Robust Sure Independence Screening (DPD-SIS) and Conditional Screening (DPD-CSIS) using the Minimum Density Power Divergence (DPD) Estimators (Ghosh and Thoresen, 2021; Ghosh et al., 2021)
You can install the development version from GitHub with:
# install.packages("devtools")
devtools::install_github("abhianik/dpdSIS")
You first need to load the following packages.
library(dpdSIS)
## Additional packages Required
library(MASS)
library(parallel)
library(doParallel)
library(sfsmisc)
Examples to run DPD-SIS given the response vector y and covariate matrix X (without intercept) for a given GLM.
n = length(y) # No. of observations
d = floor(n/log(n)) # Required model size
alpha = 0.1 # DPD tuning parameter
## Run DPD-SIS Screening for a given alpha and specified GLM
SIS <- dpd.sis(d, y, X, alpha, reg='lrm') # For Linear regression model (with known error variance equal to one)
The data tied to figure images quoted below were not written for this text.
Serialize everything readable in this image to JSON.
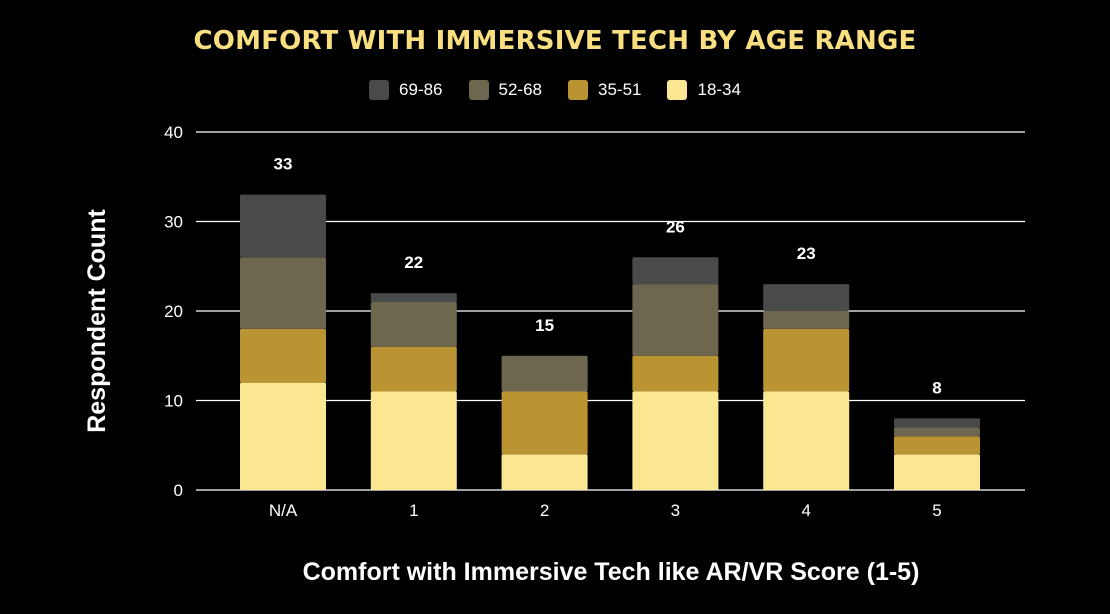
{
  "chart_data": {
    "type": "bar",
    "stacked": true,
    "title": "COMFORT WITH IMMERSIVE TECH BY AGE RANGE",
    "xlabel": "Comfort with Immersive Tech like AR/VR Score (1-5)",
    "ylabel": "Respondent Count",
    "categories": [
      "N/A",
      "1",
      "2",
      "3",
      "4",
      "5"
    ],
    "yticks": [
      "0",
      "10",
      "20",
      "30",
      "40"
    ],
    "ylim": [
      0,
      40
    ],
    "grid": true,
    "legend_position": "top",
    "series": [
      {
        "name": "18-34",
        "color": "#FBE691",
        "values": [
          12,
          11,
          4,
          11,
          11,
          4
        ]
      },
      {
        "name": "35-51",
        "color": "#BA9433",
        "values": [
          6,
          5,
          7,
          4,
          7,
          2
        ]
      },
      {
        "name": "52-68",
        "color": "#6E6750",
        "values": [
          8,
          5,
          4,
          8,
          2,
          1
        ]
      },
      {
        "name": "69-86",
        "color": "#4A4A4A",
        "values": [
          7,
          1,
          0,
          3,
          3,
          1
        ]
      }
    ],
    "totals": [
      "33",
      "22",
      "15",
      "26",
      "23",
      "8"
    ],
    "legend": [
      {
        "label": "69-86",
        "color": "#4A4A4A"
      },
      {
        "label": "52-68",
        "color": "#6E6750"
      },
      {
        "label": "35-51",
        "color": "#BA9433"
      },
      {
        "label": "18-34",
        "color": "#FBE691"
      }
    ]
  }
}
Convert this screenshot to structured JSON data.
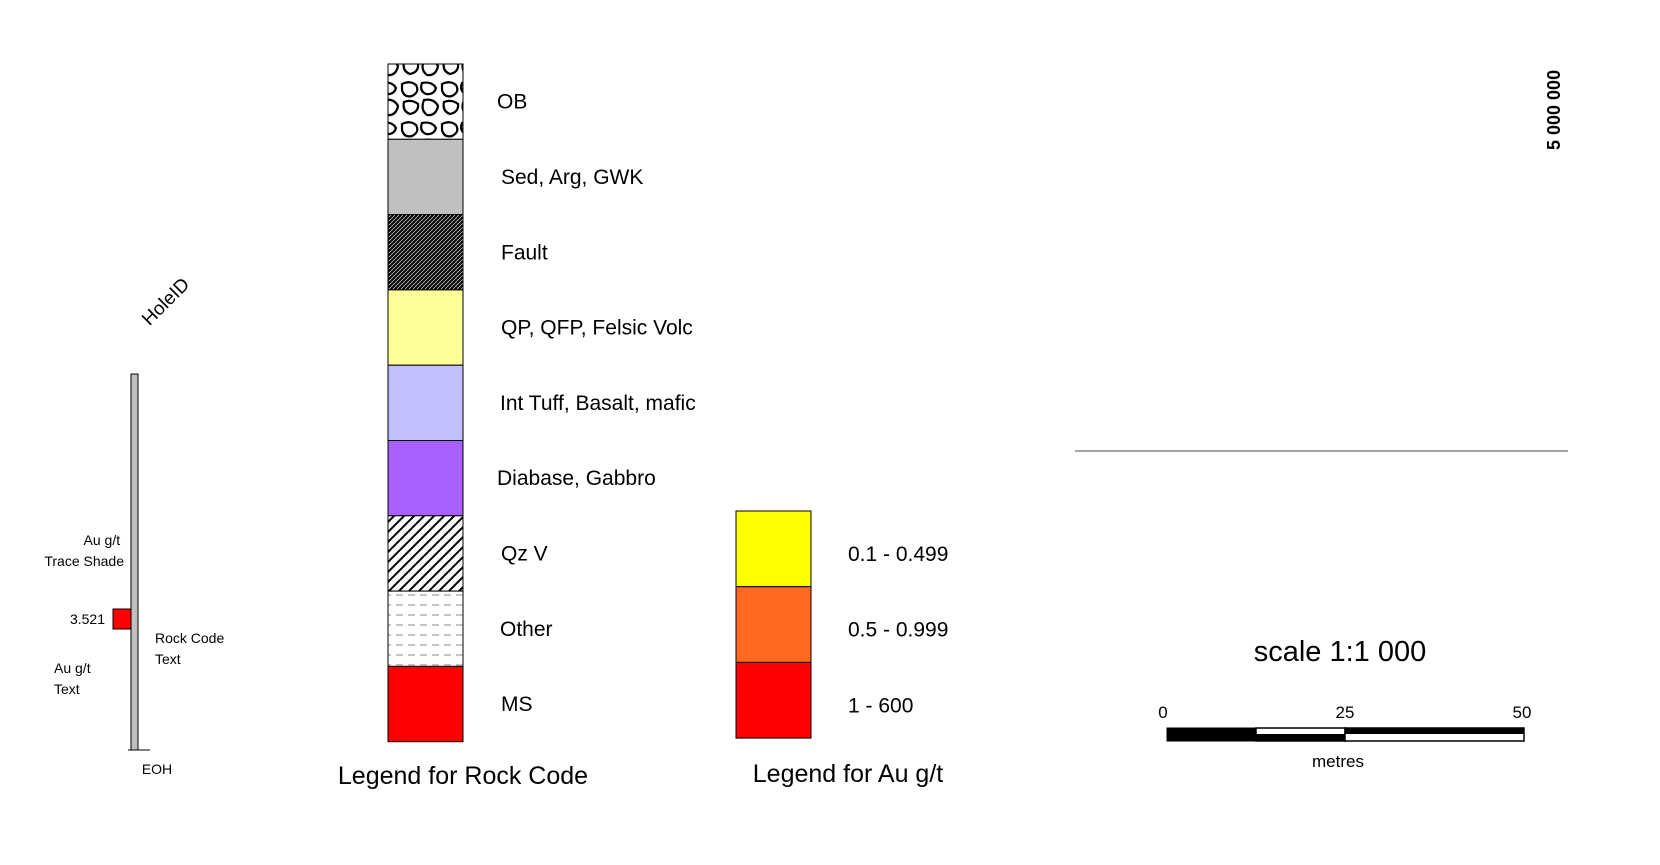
{
  "hole_key": {
    "hole_id_label": "HoleID",
    "au_trace_shade_label": "Au g/t\nTrace Shade",
    "au_value": "3.521",
    "au_text_label": "Au g/t\nText",
    "rock_code_text_label": "Rock Code\nText",
    "eoh_label": "EOH",
    "trace_color": "#C0C0C0",
    "au_shade_color": "#FF0000"
  },
  "rock_code_legend": {
    "title": "Legend for Rock Code",
    "items": [
      {
        "label": "OB",
        "pattern": "overburden"
      },
      {
        "label": "Sed, Arg, GWK",
        "color": "#C0C0C0"
      },
      {
        "label": "Fault",
        "pattern": "fault-hatch"
      },
      {
        "label": "QP, QFP, Felsic Volc",
        "color": "#FFFF99"
      },
      {
        "label": "Int Tuff, Basalt, mafic",
        "color": "#C0C0FF"
      },
      {
        "label": "Diabase,  Gabbro",
        "color": "#A960FF"
      },
      {
        "label": "Qz V",
        "pattern": "diagonal-hatch"
      },
      {
        "label": "Other",
        "pattern": "dashed-lines"
      },
      {
        "label": "MS",
        "color": "#FF0000"
      }
    ]
  },
  "au_legend": {
    "title": "Legend for Au g/t",
    "items": [
      {
        "label": "0.1 - 0.499",
        "color": "#FFFF00"
      },
      {
        "label": "0.5 - 0.999",
        "color": "#FF6A20"
      },
      {
        "label": "1 - 600",
        "color": "#FF0000"
      }
    ]
  },
  "scale": {
    "title": "scale 1:1 000",
    "ticks": [
      "0",
      "25",
      "50"
    ],
    "unit": "metres"
  },
  "corner_text": "5 000 000"
}
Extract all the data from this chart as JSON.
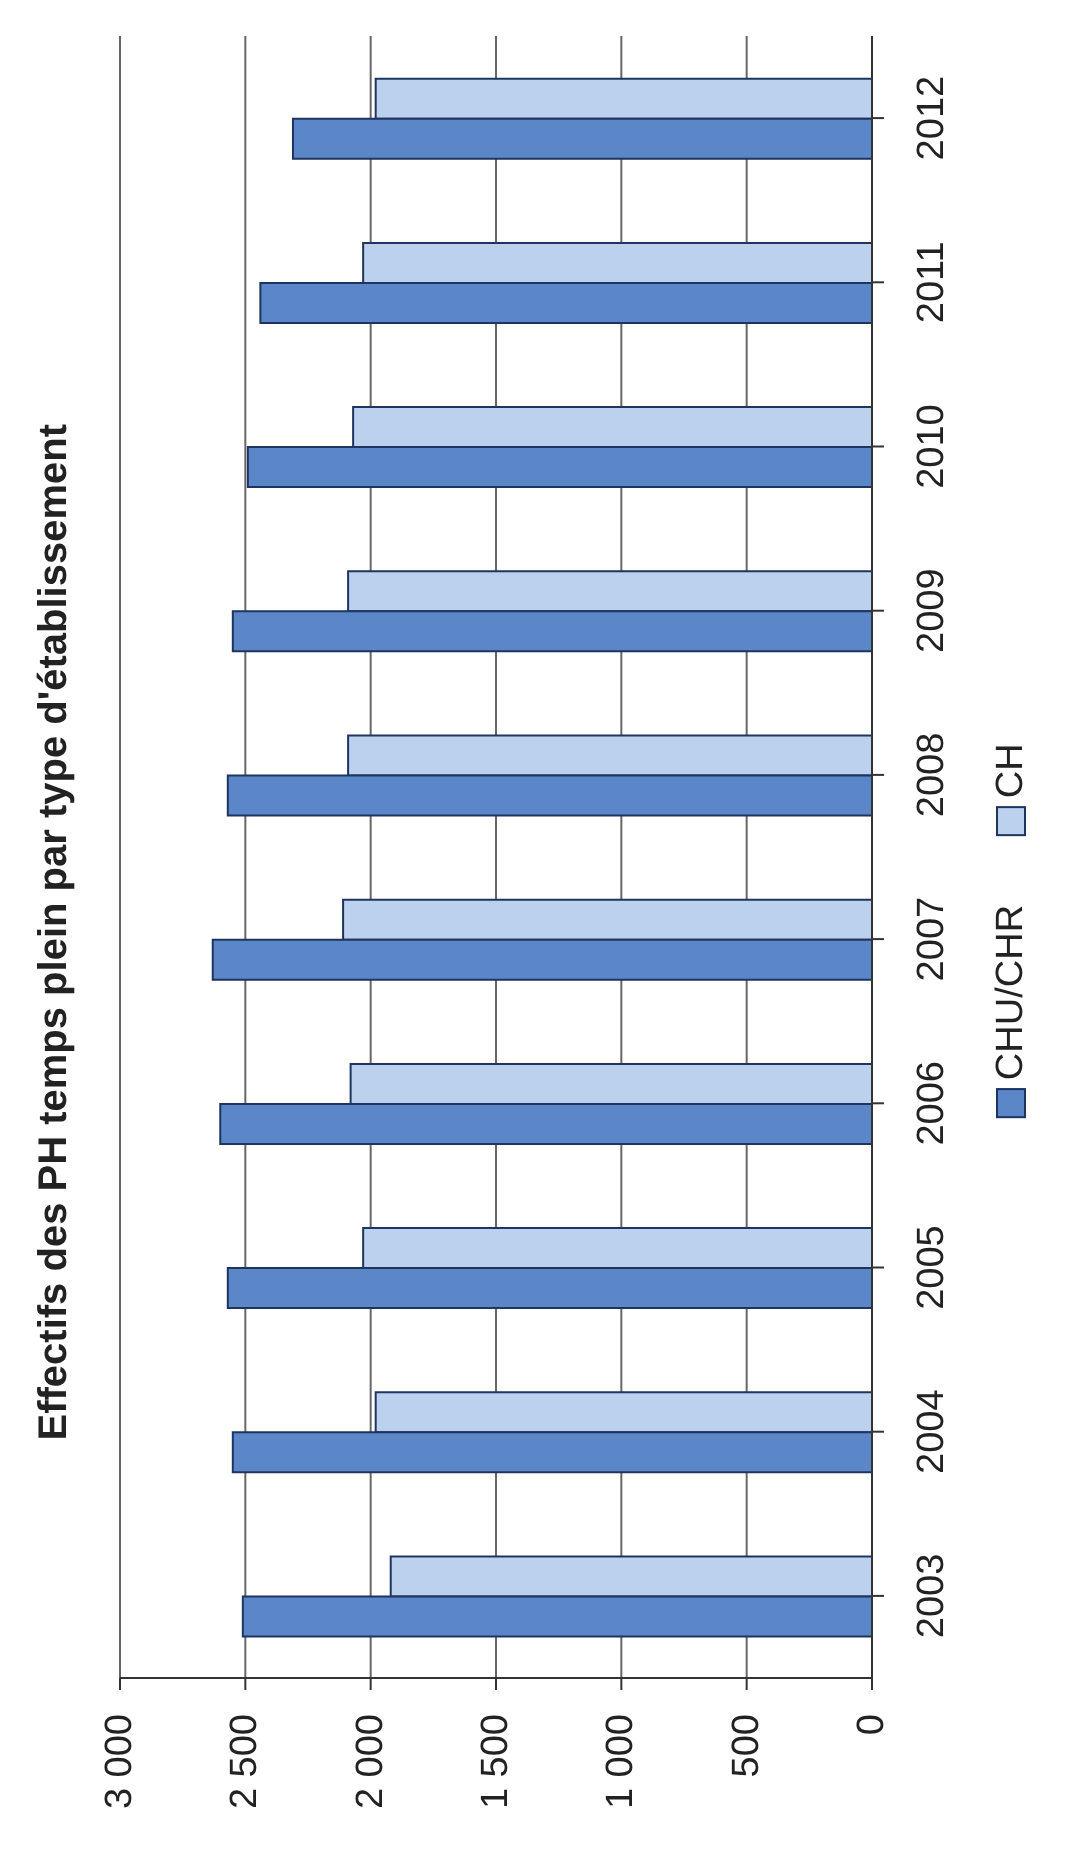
{
  "chart_data": {
    "type": "bar",
    "orientation": "horizontal",
    "title": "Effectifs des PH temps plein par type d'établissement",
    "categories": [
      "2012",
      "2011",
      "2010",
      "2009",
      "2008",
      "2007",
      "2006",
      "2005",
      "2004",
      "2003"
    ],
    "series": [
      {
        "name": "CHU/CHR",
        "color": "#5b87c8",
        "values": [
          2310,
          2440,
          2490,
          2550,
          2570,
          2630,
          2600,
          2570,
          2550,
          2510
        ]
      },
      {
        "name": "CH",
        "color": "#bcd1ee",
        "values": [
          1980,
          2030,
          2070,
          2090,
          2090,
          2110,
          2080,
          2030,
          1980,
          1920
        ]
      }
    ],
    "xlim": [
      3000,
      0
    ],
    "xticks": [
      {
        "value": 3000,
        "label": "3 000"
      },
      {
        "value": 2500,
        "label": "2 500"
      },
      {
        "value": 2000,
        "label": "2 000"
      },
      {
        "value": 1500,
        "label": "1 500"
      },
      {
        "value": 1000,
        "label": "1 000"
      },
      500,
      0
    ],
    "grid": "x",
    "legend": "right"
  }
}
SIS <- dpd.sis(d, y, X, alpha, reg='logistic') # For Logistic regression model
SIS <- dpd.sis(d, y, X, alpha, reg='poisson') # For Poisson regression model
SIS <- dpd.sis.lrm(d, y, cbind(1, X), alpha) # For Linear regression model with unknwon error variance
Examples to run DPD-CSIS given the response vector y and covariate matrix X (without intercept) for a given GLM, when a matrix of conditioning covarites is given as XC (should include intercept)
n = length(y) # No. of observations
d = floor(n/log(n)) # Required model size
alpha = 0.1 # DPD tuning parameter
## Run DPD-SIS Screening for a given alpha and specified GLM
SIS <- dpd.sis(d, y, X, alpha, reg='lrm', XC) # For Linear regression model
SIS <- dpd.sis(d, y, X, alpha, reg='logistic', XC) # For Logistic regression model
SIS <- dpd.sis(d, y, X, alpha, reg='poisson', XC) # For Poisson regression model
The function dpd.sis (and also dpd.sis.lrm) returns a matrix (SIS) of order d X 2, where the first column contains the ranked variable indices (in decreasing order of abosolute values of the marginal slope) and the second column contains the estimated marginal slopes of the corresponding variables. It returns the top d variables in decreasing order of importance.
library(SIS)
X0 = cbind(1, X)
SIS_usual <- SIS(X0, y, family='gaussian', iter = FALSE, nsis=d)
# Indices of screened variables are to be obtained as follows:
I1=SIS_usual$sis.ix0
In the following, the covariate matrix X0 should include the intercept variable as well, i.e., X0 = cbind(1, X), and the output obtained in each case has the exact same structure as the output of dpd.sis or dpd.sis.lrm (for ease of comparison).
- Rank-SIS: (Li et al., 2012)
SIS_rank <- rank.sis.lrm(d, y, X0)
- GK-SIS: (Gather and Guddat, 2008)
SIS_GK <- GK.sis.lrm(d, y, X0)
- dCorr-SIS: (Wan et al., 2017)
library(energy)
SIS_dCor <- dcor.sis.lrm(d, y, X0)
- MCP-SIS: (Mu and Xiong, 2014)
SIS_MCP <- MCP.sis.lrm(d, y, X0)
Fan J, Lv J. Sure independence screening for ultrahigh dimensional feature space. J Royal Stat Soc B. 2008; 70(5):849{911.
Gather U, Guddat C. Comment on "Sure Independence Screening for Ultrahigh Dimensional Feature Space" by Fan, JQ and Lv, J. J Royal Stat Soc B. 2008; 70:893-895.
Ghosh A, Thoresen M. A robust variable screening procedure for ultra-high dimensional data. Stat Meth Med Res, 2021, 30(8), 1816–1832.
Ghosh A, Ponzi E, Sandanger T, Thoresen M. Robust Sure Independence Screening for Non-polynomial dimensional Generalized Linear Models. arXiv preprint 2021; arXiv:2005.12068v2.
Li G, Peng H, Zhang J, Zhu L. Robust rank correlation based screening. Ann Stat. 2012; 40(3):1846-1877.
Mu W, Xiong S. Some notes on robust sure independence screening. J App Stat. 2014; 41(10):2092-2102.
Wang T, Zheng L, Li Z, Liu H. A robust variable screening method for high-dimensional data. J App Stat. 2017; 44(10):1839-1855.